A. Tanta renovação tem de nos renovar
- Quem não gosta de novidades? Quem não anda à procura de novidades? Pois este quinto Domingo da Páscoa traz-nos tudo o que é novo: o «canto novo», o «mandamento novo» e um «amor sempre novo»: o amor de Jesus Cristo. A antífona de entrada — extraída do Salmo 98 (1) — nos fala do «canto novo». É assim que Jesus — no Evangelho de São João — (cf. Jo 13, 34) — nos deixa o «mandamento novo». E é assim que aquele que está no trono descrito no Apocalipse garante: «Vou renovar todas as coisas» (Ap 21, 5). Tanta renovação tem de «mexer» connosco. Tanta renovação tem de nos renovar.

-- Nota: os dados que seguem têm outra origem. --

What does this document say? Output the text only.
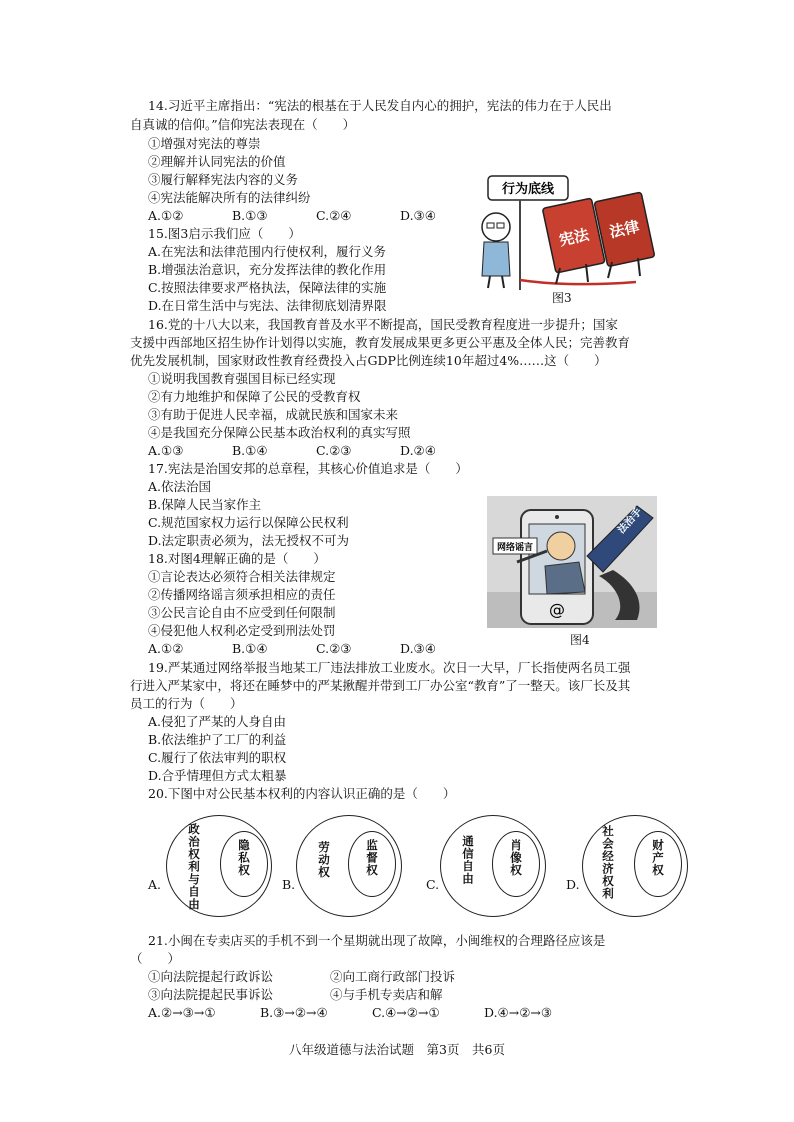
14.习近平主席指出：“宪法的根基在于人民发自内心的拥护，宪法的伟力在于人民出
自真诚的信仰。”信仰宪法表现在（　　）
①增强对宪法的尊崇
②理解并认同宪法的价值
③履行解释宪法内容的义务
④宪法能解决所有的法律纠纷
A.①②	B.①③	C.②④	D.③④
15.图3启示我们应（　　）
A.在宪法和法律范围内行使权利，履行义务
B.增强法治意识，充分发挥法律的教化作用
C.按照法律要求严格执法，保障法律的实施
D.在日常生活中与宪法、法律彻底划清界限
行为底线
宪法 法律
图3
16.党的十八大以来，我国教育普及水平不断提高，国民受教育程度进一步提升；国家
支援中西部地区招生协作计划得以实施，教育发展成果更多更公平惠及全体人民；完善教育
优先发展机制，国家财政性教育经费投入占GDP比例连续10年超过4%……这（　　）
①说明我国教育强国目标已经实现
②有力地维护和保障了公民的受教育权
③有助于促进人民幸福，成就民族和国家未来
④是我国充分保障公民基本政治权利的真实写照
A.①③	B.①④	C.②③	D.②④
17.宪法是治国安邦的总章程，其核心价值追求是（　　）
A.依法治国
B.保障人民当家作主
C.规范国家权力运行以保障公民权利
D.法定职责必须为，法无授权不可为
18.对图4理解正确的是（　　）
①言论表达必须符合相关法律规定
②传播网络谣言须承担相应的责任
③公民言论自由不应受到任何限制
④侵犯他人权利必定受到刑法处罚
A.①②	B.①④	C.②③	D.③④
@
网络谣言
法治手
图4
19.严某通过网络举报当地某工厂违法排放工业废水。次日一大早，厂长指使两名员工强
行进入严某家中，将还在睡梦中的严某揪醒并带到工厂办公室“教育”了一整天。该厂长及其
员工的行为（　　）
A.侵犯了严某的人身自由
B.依法维护了工厂的利益
C.履行了依法审判的职权
D.合乎情理但方式太粗暴
20.下图中对公民基本权利的内容认识正确的是（　　）
A. 政治权利与自由	隐私权
B.
劳动权	监督权
C. 通信自由	肖像权
D. 社会经济权利	财产权
21.小闽在专卖店买的手机不到一个星期就出现了故障，小闽维权的合理路径应该是
（　　）
①向法院提起行政诉讼	②向工商行政部门投诉
③向法院提起民事诉讼	④与手机专卖店和解
A.②→③→①	B.③→②→④	C.④→②→①	D.④→②→③
八年级道德与法治试题　第3页　共6页
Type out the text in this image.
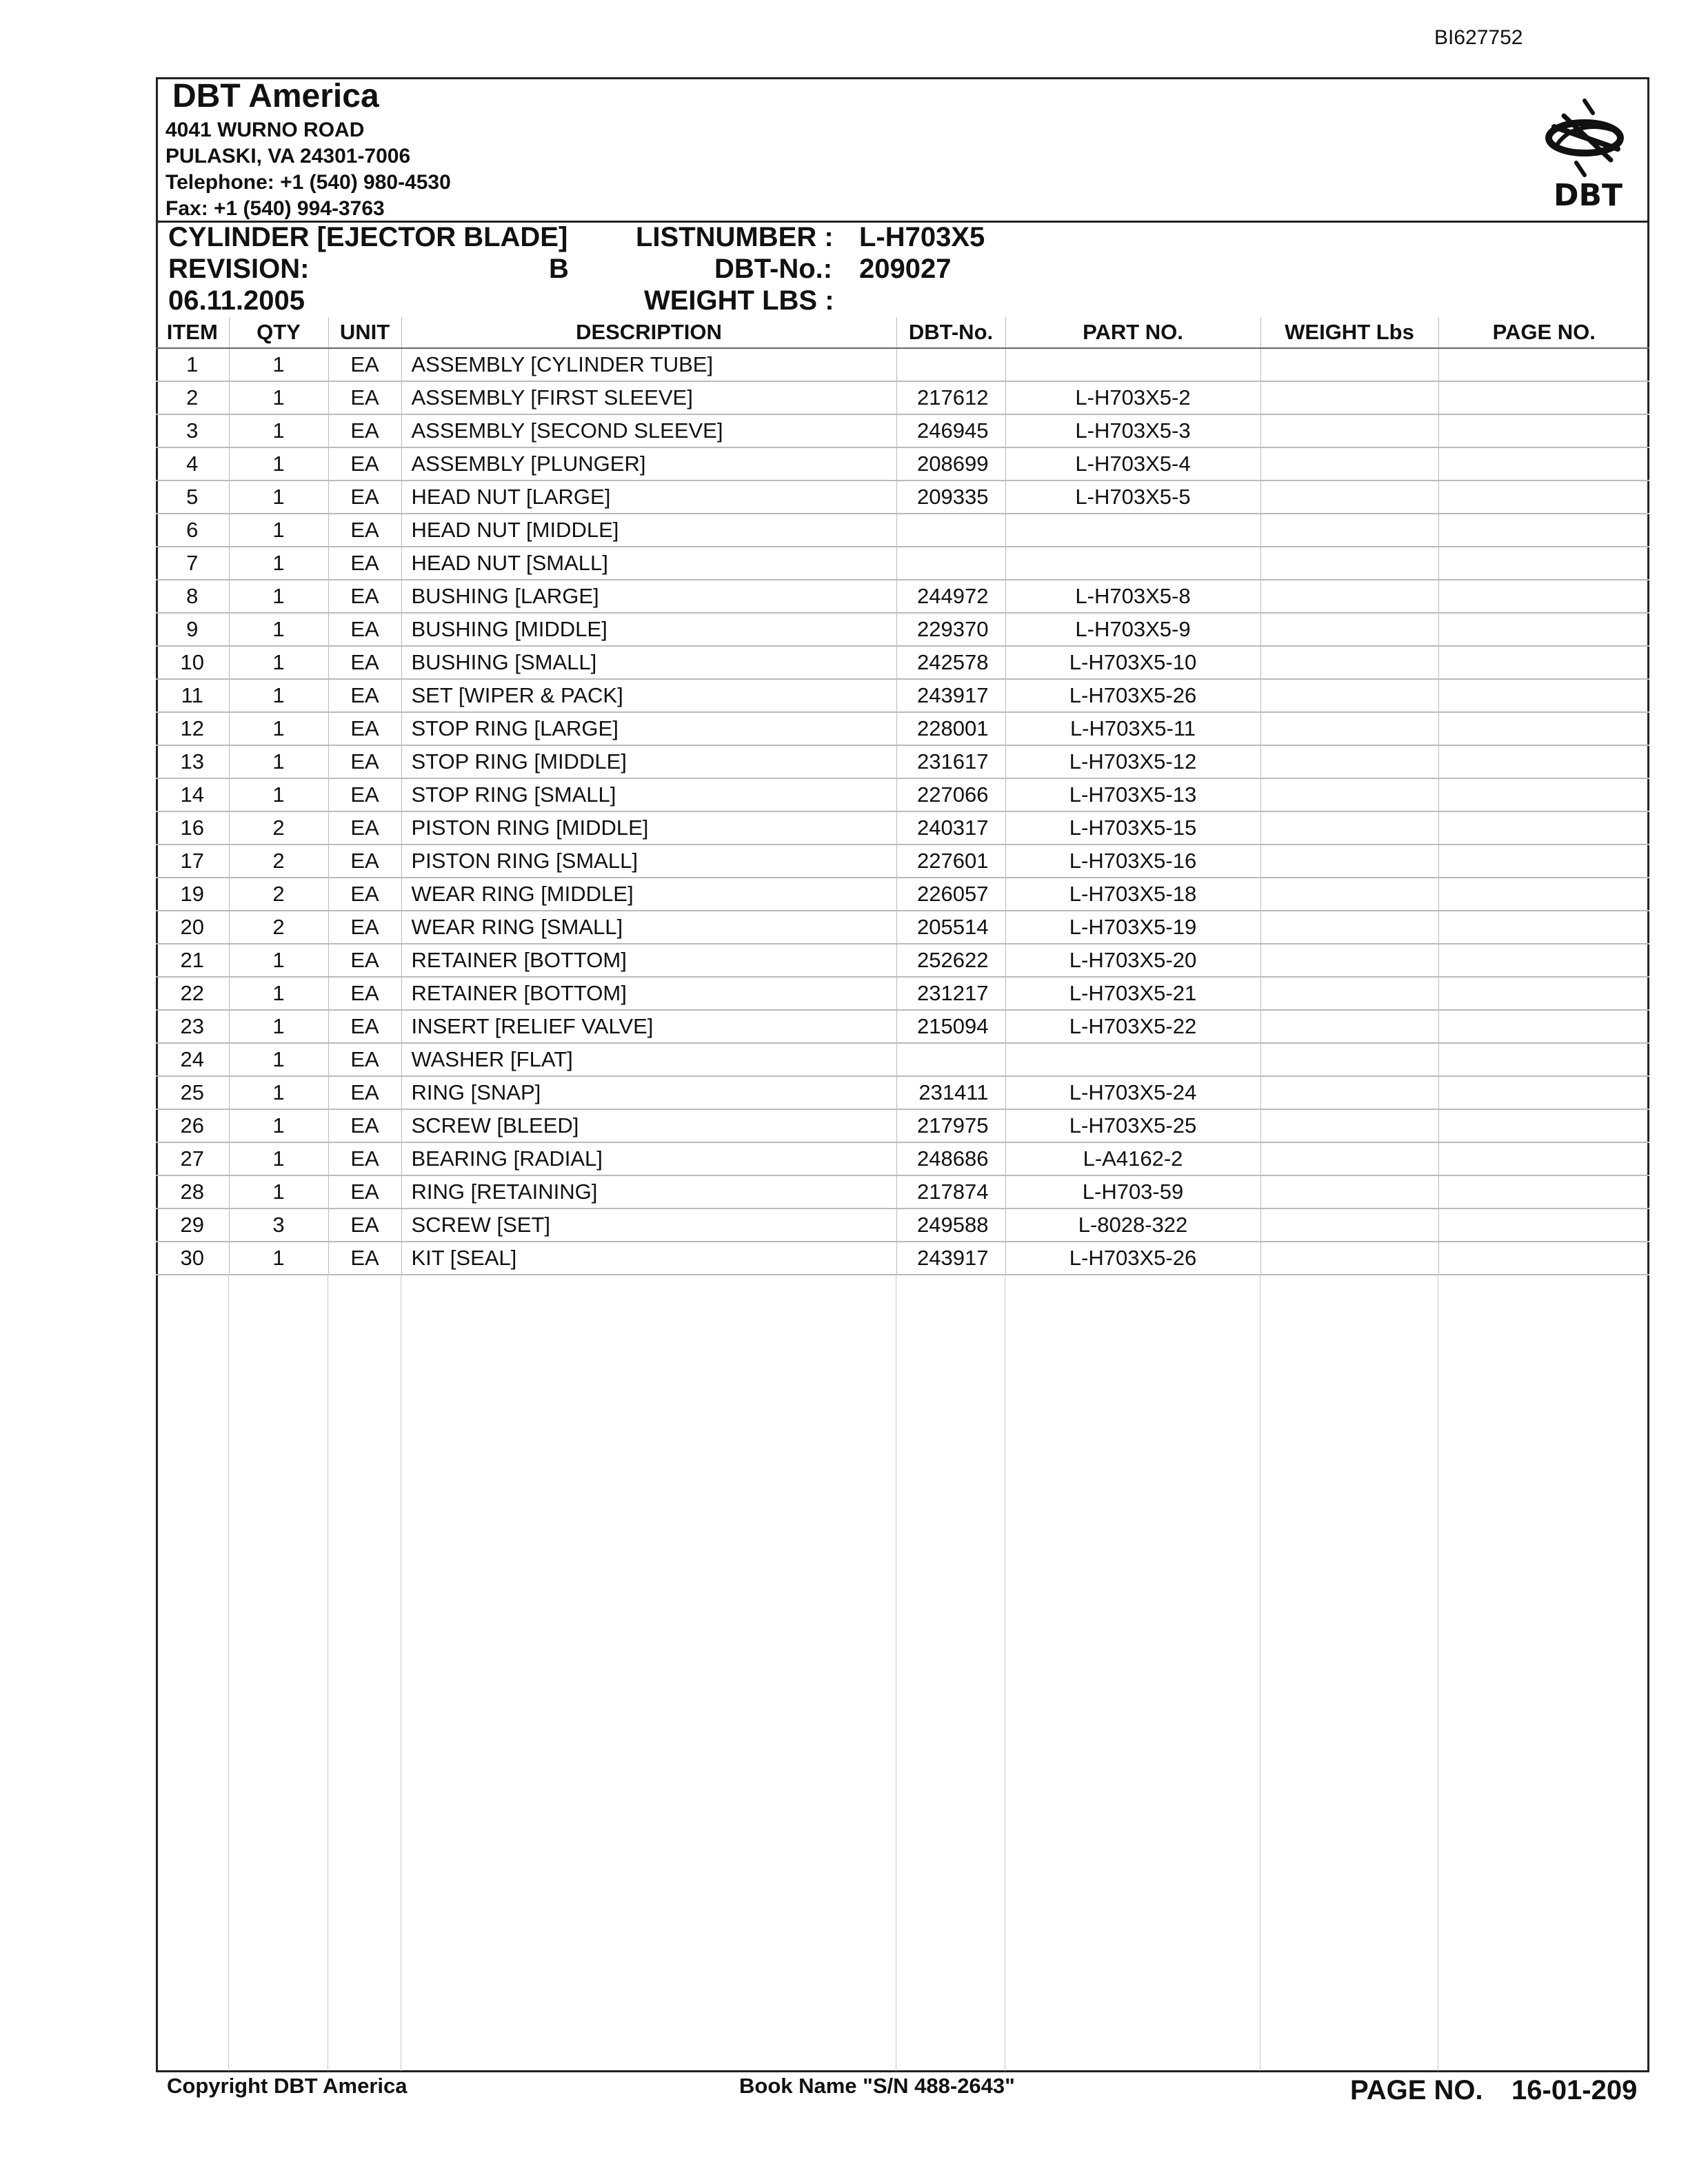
BI627752
DBT America
4041 WURNO ROAD
PULASKI, VA 24301-7006
Telephone: +1 (540) 980-4530
Fax: +1 (540) 994-3763	DBT
CYLINDER [EJECTOR BLADE]
REVISION:	B
06.11.2005
LISTNUMBER : L-H703X5
DBT-No.: 209027
WEIGHT LBS :
ITEM	QTY	UNIT	DESCRIPTION	DBT-No.	PART NO.	WEIGHT Lbs	PAGE NO.
1	1	EA	ASSEMBLY [CYLINDER TUBE]				
2	1	EA	ASSEMBLY [FIRST SLEEVE]	217612	L-H703X5-2		
3	1	EA	ASSEMBLY [SECOND SLEEVE]	246945	L-H703X5-3		
4	1	EA	ASSEMBLY [PLUNGER]	208699	L-H703X5-4		
5	1	EA	HEAD NUT [LARGE]	209335	L-H703X5-5		
6	1	EA	HEAD NUT [MIDDLE]				
7	1	EA	HEAD NUT [SMALL]				
8	1	EA	BUSHING [LARGE]	244972	L-H703X5-8		
9	1	EA	BUSHING [MIDDLE]	229370	L-H703X5-9		
10	1	EA	BUSHING [SMALL]	242578	L-H703X5-10		
11	1	EA	SET [WIPER & PACK]	243917	L-H703X5-26		
12	1	EA	STOP RING [LARGE]	228001	L-H703X5-11		
13	1	EA	STOP RING [MIDDLE]	231617	L-H703X5-12		
14	1	EA	STOP RING [SMALL]	227066	L-H703X5-13		
16	2	EA	PISTON RING [MIDDLE]	240317	L-H703X5-15		
17	2	EA	PISTON RING [SMALL]	227601	L-H703X5-16		
19	2	EA	WEAR RING [MIDDLE]	226057	L-H703X5-18		
20	2	EA	WEAR RING [SMALL]	205514	L-H703X5-19		
21	1	EA	RETAINER [BOTTOM]	252622	L-H703X5-20		
22	1	EA	RETAINER [BOTTOM]	231217	L-H703X5-21		
23	1	EA	INSERT [RELIEF VALVE]	215094	L-H703X5-22		
24	1	EA	WASHER [FLAT]				
25	1	EA	RING [SNAP]	231411	L-H703X5-24		
26	1	EA	SCREW [BLEED]	217975	L-H703X5-25		
27	1	EA	BEARING [RADIAL]	248686	L-A4162-2		
28	1	EA	RING [RETAINING]	217874	L-H703-59		
29	3	EA	SCREW [SET]	249588	L-8028-322		
30	1	EA	KIT [SEAL]	243917	L-H703X5-26		
Copyright DBT America	Book Name "S/N 488-2643"	PAGE NO. 16-01-209
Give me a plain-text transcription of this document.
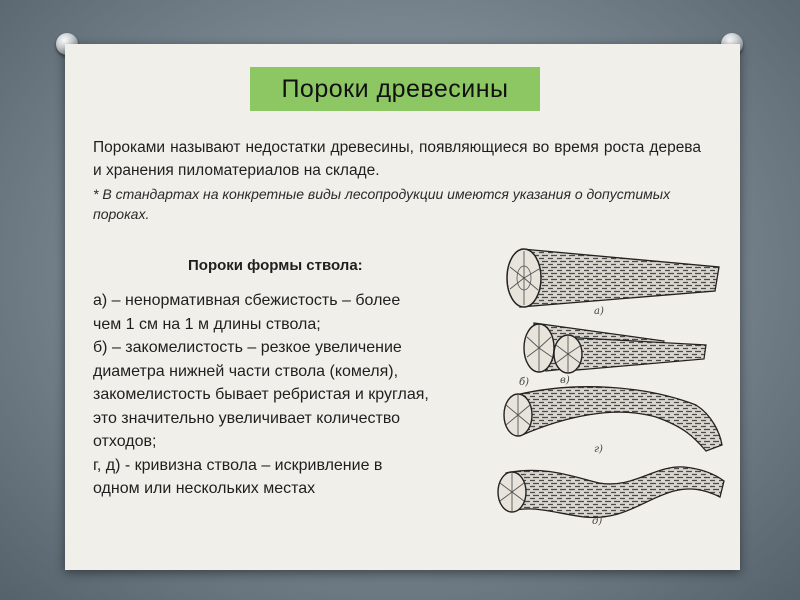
Пороки древесины
Пороками называют недостатки древесины, появляющиеся во время роста дерева и хранения пиломатериалов на складе.
* В стандартах на конкретные виды лесопродукции имеются указания о допустимых пороках.
Пороки формы ствола:
а) – ненормативная сбежистость – более
чем 1 см на 1 м длины ствола;
б) – закомелистость – резкое увеличение
диаметра нижней части ствола (комеля),
закомелистость бывает ребристая и круглая,
это значительно увеличивает количество
отходов;
г, д) - кривизна ствола – искривление в
одном или нескольких местах
а)
б)	в)
г)
д)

Renovar é reconduzir ao que é novo. Renovar é reconduzir tudo a Deus. Todos somos novos na companhia de Deus. Mesmo quando os anos passam, em Deus a juventude não passa. Quem em Deus permanece nunca envelhece. E que canto mais novo que o «mandamento novo»? É um canto que encanta porque não sai apenas dos lábios; é um canto que transborda por toda a vida. Não é verdade que quem mais ama é quem mais canta?
- Nós amamos — e devemos amar cada vez mais — o Cristo que morreu e o Cristo que ressuscitou. É por isso que O cantamos, é por isso que não deixamos de O cantar. O Papa São João Paulo II teve o cuidado de lembrar que «nós somos o povo da Páscoa e o Aleluia é a nossa canção».
O Aleluia não é para recitar; o Aleluia é para cantar porque é cantando que melhor louvamos. O cântico que chega aos lábios vem da alma e invade a vida. Por tal motivo, Santo Agostinho fez um veemente apelo: «Cantai com a voz, cantai com o coração, cantai com os lábios, cantai com a vida». Cantemos, pois, com a voz o que cantamos com o coração, com os lábios e com a vida.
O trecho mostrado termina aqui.